He suggests three possible uses for lease proceeds:
- Address $64.3 billion in unfunded projects in the state’s 2045 Multi-Modal Plan;
- Reduce state debt “with the aim of achieving a higher bond rating, to permit future financing at lower interest rates;”
- Slash Florida Retirement System’s (FRS) $22 billion “unfunded liability.”
“Most toll road leases limit annual toll rate increases to the rate of inflation, as is already the practice in Florida, so drivers shouldn’t fear that,” he said. “And as an investor-financed business, a toll road company would likely speed up modernization efforts and Florida’s ongoing elimination of toll booths in favor of all-electronic tolling.”

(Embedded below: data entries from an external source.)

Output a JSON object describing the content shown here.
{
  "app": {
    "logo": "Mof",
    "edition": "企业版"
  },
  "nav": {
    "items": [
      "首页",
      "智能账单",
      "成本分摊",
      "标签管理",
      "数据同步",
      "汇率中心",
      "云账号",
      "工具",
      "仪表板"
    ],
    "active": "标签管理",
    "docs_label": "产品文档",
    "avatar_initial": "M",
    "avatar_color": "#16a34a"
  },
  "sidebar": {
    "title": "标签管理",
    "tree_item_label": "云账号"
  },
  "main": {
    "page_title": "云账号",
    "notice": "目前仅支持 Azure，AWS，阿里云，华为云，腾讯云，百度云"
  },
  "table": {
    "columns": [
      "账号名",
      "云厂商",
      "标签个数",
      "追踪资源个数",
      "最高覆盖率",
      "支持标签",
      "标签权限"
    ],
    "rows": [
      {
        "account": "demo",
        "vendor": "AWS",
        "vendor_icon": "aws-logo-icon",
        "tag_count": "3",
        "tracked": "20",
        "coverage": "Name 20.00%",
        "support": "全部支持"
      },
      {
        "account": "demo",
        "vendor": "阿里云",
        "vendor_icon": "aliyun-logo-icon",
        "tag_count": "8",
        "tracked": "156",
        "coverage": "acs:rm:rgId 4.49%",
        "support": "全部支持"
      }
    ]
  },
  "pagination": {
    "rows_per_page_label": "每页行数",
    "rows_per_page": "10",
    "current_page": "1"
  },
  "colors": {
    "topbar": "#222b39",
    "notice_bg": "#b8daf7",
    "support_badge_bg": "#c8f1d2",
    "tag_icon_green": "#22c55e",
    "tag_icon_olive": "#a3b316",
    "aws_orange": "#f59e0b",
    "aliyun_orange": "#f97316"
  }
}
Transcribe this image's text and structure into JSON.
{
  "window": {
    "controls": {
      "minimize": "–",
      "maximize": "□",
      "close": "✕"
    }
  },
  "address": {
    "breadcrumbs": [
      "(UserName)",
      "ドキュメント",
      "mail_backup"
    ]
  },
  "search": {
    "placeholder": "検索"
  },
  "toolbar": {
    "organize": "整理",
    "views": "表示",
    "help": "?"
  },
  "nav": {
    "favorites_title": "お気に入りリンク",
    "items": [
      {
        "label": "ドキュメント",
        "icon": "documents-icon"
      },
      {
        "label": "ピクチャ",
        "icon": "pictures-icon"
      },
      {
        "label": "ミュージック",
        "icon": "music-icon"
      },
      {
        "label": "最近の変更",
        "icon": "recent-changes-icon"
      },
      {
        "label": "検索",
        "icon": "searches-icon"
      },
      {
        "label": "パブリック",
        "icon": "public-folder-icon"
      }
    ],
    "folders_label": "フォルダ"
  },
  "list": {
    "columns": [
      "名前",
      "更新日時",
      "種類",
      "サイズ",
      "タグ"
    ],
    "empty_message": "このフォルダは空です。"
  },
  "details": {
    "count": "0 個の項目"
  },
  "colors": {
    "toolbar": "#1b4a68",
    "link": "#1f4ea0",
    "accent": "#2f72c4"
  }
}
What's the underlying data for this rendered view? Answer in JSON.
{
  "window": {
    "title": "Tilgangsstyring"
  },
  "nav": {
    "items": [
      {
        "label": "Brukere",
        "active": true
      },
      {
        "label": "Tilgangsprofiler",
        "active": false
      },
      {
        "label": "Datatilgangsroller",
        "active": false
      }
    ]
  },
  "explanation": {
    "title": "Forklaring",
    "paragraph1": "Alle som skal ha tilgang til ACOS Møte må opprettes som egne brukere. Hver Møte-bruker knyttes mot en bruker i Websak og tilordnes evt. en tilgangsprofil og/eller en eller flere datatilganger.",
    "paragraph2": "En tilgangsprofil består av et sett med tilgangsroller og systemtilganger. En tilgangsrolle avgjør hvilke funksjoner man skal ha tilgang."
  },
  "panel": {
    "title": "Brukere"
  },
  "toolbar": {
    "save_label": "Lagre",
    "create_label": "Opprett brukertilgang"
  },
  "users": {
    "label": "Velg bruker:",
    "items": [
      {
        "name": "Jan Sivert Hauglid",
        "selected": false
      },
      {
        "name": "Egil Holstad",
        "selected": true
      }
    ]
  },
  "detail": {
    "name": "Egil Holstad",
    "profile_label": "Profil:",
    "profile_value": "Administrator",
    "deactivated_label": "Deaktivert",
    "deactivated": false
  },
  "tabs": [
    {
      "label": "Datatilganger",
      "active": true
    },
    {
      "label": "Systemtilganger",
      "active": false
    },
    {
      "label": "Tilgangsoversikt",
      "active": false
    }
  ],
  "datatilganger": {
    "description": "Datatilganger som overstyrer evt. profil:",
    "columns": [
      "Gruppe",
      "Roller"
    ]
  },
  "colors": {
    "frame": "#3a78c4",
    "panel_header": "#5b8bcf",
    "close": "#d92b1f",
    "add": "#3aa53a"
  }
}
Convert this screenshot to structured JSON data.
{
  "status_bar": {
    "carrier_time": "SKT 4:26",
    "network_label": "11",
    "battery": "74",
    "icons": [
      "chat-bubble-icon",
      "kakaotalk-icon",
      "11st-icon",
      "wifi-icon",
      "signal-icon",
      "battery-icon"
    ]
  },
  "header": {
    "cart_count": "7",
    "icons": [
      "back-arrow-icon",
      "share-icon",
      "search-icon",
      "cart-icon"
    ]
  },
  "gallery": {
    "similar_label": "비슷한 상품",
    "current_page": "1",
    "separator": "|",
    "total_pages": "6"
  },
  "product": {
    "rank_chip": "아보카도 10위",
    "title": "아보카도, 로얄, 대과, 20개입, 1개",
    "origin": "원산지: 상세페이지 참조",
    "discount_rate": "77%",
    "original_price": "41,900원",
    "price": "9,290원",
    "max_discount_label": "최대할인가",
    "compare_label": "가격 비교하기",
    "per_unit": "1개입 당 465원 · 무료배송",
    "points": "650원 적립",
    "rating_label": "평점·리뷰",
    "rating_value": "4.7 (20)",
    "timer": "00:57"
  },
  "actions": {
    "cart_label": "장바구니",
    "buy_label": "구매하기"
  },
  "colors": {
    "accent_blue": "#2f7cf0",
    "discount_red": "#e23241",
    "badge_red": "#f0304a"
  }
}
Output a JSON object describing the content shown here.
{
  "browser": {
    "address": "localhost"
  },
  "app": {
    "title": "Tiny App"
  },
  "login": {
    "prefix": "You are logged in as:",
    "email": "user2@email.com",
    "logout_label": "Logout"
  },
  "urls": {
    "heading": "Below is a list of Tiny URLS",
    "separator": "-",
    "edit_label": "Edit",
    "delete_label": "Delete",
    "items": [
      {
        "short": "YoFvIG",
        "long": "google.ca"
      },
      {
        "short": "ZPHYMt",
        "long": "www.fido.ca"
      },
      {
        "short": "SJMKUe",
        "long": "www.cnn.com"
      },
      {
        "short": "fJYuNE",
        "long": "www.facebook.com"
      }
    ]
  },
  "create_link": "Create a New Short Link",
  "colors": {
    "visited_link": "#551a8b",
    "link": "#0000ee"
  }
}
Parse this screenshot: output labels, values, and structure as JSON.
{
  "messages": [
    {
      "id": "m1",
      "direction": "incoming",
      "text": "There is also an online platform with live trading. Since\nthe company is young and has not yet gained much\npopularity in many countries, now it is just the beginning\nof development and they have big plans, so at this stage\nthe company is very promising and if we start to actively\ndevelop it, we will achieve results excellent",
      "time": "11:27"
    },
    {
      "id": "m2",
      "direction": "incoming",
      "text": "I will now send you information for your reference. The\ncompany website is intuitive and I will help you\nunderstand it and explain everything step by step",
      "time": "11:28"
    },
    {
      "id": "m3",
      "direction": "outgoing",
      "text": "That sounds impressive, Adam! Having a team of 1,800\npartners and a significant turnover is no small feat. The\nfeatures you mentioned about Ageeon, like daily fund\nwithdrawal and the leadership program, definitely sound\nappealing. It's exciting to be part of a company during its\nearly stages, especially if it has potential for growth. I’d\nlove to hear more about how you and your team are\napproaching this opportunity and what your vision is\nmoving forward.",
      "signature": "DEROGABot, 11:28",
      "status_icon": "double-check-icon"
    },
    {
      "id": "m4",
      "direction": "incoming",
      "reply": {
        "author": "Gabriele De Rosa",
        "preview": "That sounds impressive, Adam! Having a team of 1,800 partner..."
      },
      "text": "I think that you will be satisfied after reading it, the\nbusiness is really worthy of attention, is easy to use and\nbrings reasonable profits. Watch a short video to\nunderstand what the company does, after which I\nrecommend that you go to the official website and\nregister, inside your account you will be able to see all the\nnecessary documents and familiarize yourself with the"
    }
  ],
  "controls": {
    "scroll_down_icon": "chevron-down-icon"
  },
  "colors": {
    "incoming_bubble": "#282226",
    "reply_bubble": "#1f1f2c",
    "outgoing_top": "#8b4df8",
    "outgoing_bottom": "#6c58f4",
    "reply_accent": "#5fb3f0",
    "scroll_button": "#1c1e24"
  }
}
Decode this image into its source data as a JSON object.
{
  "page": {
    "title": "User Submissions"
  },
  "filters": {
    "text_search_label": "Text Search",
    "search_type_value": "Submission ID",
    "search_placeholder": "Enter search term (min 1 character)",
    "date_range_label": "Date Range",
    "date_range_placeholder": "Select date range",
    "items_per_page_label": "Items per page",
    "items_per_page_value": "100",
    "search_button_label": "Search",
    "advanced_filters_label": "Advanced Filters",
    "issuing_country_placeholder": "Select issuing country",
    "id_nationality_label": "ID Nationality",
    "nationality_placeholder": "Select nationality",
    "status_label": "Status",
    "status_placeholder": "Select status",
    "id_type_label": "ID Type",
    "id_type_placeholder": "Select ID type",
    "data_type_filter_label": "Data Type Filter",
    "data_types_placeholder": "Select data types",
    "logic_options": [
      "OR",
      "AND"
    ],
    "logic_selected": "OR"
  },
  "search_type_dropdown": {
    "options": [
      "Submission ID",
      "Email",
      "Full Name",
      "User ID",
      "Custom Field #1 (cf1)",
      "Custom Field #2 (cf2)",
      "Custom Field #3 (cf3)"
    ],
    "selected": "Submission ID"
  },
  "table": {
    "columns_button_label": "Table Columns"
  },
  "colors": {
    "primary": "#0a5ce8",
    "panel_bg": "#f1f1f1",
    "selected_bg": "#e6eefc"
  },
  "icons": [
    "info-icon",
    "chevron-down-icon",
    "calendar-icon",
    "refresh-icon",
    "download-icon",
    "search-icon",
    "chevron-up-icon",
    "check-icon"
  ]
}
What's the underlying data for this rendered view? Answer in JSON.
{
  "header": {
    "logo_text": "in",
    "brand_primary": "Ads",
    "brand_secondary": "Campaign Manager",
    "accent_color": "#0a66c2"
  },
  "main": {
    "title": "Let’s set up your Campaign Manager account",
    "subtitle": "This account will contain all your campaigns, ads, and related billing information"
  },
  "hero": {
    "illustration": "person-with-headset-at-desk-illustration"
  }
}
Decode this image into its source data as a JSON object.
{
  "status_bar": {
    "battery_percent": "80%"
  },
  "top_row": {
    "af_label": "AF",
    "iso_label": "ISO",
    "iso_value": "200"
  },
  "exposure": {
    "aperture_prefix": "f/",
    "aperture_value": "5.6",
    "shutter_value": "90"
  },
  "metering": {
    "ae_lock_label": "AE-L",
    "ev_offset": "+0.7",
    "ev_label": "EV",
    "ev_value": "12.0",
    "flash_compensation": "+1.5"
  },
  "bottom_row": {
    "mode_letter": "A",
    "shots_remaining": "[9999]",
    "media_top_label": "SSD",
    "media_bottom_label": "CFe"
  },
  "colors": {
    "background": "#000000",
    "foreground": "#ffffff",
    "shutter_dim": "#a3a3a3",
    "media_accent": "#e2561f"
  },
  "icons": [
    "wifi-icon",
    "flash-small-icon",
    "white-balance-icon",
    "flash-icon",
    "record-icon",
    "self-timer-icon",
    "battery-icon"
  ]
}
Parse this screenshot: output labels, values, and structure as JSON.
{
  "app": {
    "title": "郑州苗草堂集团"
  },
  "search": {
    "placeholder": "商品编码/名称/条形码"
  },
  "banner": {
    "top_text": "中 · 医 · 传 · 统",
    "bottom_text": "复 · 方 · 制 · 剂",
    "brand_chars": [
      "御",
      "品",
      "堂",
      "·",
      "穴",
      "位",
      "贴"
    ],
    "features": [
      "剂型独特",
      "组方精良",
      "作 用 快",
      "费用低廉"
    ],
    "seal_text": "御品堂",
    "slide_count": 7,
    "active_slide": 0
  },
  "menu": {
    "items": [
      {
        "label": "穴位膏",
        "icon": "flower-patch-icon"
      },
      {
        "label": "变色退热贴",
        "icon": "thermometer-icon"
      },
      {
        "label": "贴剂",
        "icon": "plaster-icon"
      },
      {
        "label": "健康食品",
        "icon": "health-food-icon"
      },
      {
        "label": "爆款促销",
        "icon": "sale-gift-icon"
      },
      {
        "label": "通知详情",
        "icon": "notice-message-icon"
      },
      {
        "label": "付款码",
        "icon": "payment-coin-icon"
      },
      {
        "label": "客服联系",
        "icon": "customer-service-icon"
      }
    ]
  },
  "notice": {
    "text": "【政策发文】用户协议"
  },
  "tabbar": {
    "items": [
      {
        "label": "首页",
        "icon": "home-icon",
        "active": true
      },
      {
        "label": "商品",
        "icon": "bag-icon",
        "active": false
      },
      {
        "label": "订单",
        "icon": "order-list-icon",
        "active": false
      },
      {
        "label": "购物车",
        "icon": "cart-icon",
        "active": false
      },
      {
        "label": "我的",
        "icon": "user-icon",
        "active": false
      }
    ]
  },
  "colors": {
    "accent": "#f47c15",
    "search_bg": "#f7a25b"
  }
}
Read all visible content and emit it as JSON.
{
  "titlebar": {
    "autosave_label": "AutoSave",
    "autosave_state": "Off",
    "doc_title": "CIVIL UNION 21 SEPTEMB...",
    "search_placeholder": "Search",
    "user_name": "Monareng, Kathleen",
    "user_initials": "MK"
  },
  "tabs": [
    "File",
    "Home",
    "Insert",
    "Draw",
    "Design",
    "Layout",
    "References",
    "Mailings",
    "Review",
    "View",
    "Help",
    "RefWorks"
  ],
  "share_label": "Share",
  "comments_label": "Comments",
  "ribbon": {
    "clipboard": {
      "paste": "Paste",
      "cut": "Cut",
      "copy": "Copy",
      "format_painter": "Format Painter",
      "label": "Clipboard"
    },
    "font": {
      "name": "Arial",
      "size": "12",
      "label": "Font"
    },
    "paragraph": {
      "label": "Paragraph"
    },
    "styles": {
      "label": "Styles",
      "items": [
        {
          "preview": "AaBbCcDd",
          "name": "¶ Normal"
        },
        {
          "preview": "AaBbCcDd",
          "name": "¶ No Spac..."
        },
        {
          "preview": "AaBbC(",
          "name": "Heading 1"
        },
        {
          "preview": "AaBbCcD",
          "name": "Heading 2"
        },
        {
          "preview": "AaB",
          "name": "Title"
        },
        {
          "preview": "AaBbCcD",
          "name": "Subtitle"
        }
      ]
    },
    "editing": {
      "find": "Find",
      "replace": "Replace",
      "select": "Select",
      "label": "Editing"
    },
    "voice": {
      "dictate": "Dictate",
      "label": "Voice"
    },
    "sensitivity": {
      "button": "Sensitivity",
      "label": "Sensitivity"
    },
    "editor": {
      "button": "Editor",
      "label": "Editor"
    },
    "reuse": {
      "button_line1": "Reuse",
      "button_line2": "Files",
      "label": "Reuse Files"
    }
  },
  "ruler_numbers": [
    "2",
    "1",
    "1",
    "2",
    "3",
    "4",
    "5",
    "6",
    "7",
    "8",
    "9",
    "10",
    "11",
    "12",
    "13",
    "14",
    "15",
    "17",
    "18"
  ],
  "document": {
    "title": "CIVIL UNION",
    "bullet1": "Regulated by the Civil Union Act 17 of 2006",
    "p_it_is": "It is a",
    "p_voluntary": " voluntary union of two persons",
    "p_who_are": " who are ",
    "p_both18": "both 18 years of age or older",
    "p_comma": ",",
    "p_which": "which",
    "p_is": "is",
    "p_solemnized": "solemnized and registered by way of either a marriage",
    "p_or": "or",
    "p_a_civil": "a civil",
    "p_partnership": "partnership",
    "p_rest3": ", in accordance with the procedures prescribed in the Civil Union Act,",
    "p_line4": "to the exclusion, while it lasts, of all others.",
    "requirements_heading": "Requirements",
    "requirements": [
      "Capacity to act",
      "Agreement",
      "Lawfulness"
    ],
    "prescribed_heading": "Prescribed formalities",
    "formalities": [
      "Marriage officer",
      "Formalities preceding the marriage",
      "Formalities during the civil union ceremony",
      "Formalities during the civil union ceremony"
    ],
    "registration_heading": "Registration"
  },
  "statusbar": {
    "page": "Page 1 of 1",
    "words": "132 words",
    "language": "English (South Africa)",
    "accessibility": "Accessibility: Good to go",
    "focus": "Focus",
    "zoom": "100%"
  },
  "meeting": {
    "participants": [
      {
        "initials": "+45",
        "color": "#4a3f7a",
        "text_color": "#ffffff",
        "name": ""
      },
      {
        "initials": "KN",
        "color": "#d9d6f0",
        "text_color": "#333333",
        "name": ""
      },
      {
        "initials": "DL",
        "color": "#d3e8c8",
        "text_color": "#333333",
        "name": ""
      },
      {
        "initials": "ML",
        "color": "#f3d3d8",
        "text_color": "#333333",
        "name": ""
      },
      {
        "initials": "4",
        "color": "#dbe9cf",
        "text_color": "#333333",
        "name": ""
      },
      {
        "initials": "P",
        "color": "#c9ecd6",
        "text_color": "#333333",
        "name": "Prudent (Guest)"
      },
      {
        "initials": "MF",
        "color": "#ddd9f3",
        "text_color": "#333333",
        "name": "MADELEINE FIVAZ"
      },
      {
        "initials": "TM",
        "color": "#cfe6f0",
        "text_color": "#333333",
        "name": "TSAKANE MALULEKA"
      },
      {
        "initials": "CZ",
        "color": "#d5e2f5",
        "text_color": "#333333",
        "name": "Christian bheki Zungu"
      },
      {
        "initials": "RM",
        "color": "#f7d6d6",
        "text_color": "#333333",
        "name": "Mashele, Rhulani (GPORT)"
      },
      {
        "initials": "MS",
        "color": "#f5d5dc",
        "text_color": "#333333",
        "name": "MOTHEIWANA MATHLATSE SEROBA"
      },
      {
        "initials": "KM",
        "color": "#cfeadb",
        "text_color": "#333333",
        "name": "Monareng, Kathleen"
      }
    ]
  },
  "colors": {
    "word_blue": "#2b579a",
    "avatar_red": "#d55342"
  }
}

Toll roads are a hot topic in the Sunshine State after lawmakers adopted the Multi-use Corridors of Regional Economic Significance (M-CORES) plan in 2018, Florida’s largest highway project since the 1950s.
M-CORES outlines construction of the 150-mile Southwest-Central Florida Connector from Lakeland to Naples; the Suncoast Connector, a 40-mile span linking Florida Turnpike and I-75 with Suncoast Parkway; and the Northern Turnpike Connector, which would extend Suncoast Parkway 150 miles north to Georgia.
Construction begins in 2022 and ends in 2030. M-CORES will be funded through license plate tag revenues – $1.1 billion over a decade to finance a bond; estimates top $10 billion.
M-CORES is widely opposed, including by the 80-member “No Roads to Ruin” coalition spearheaded by Sierra Club, the Conservancy of Southwest Florida, Florida Policy Institute, Conservation Foundation of the Gulf Coast and League of Women Voters.
Critics contend the “corridors” will traverse fragile wetlands, promote sprawl, imperil endangered species such as the Florida panther and open sensitive areas to development.
Last week, 1000 Friends of Florida and Sierra Club jointly released “M-CORES: A Detour Around Accountability,” which pegs the projects’ cost at $26.4 billion.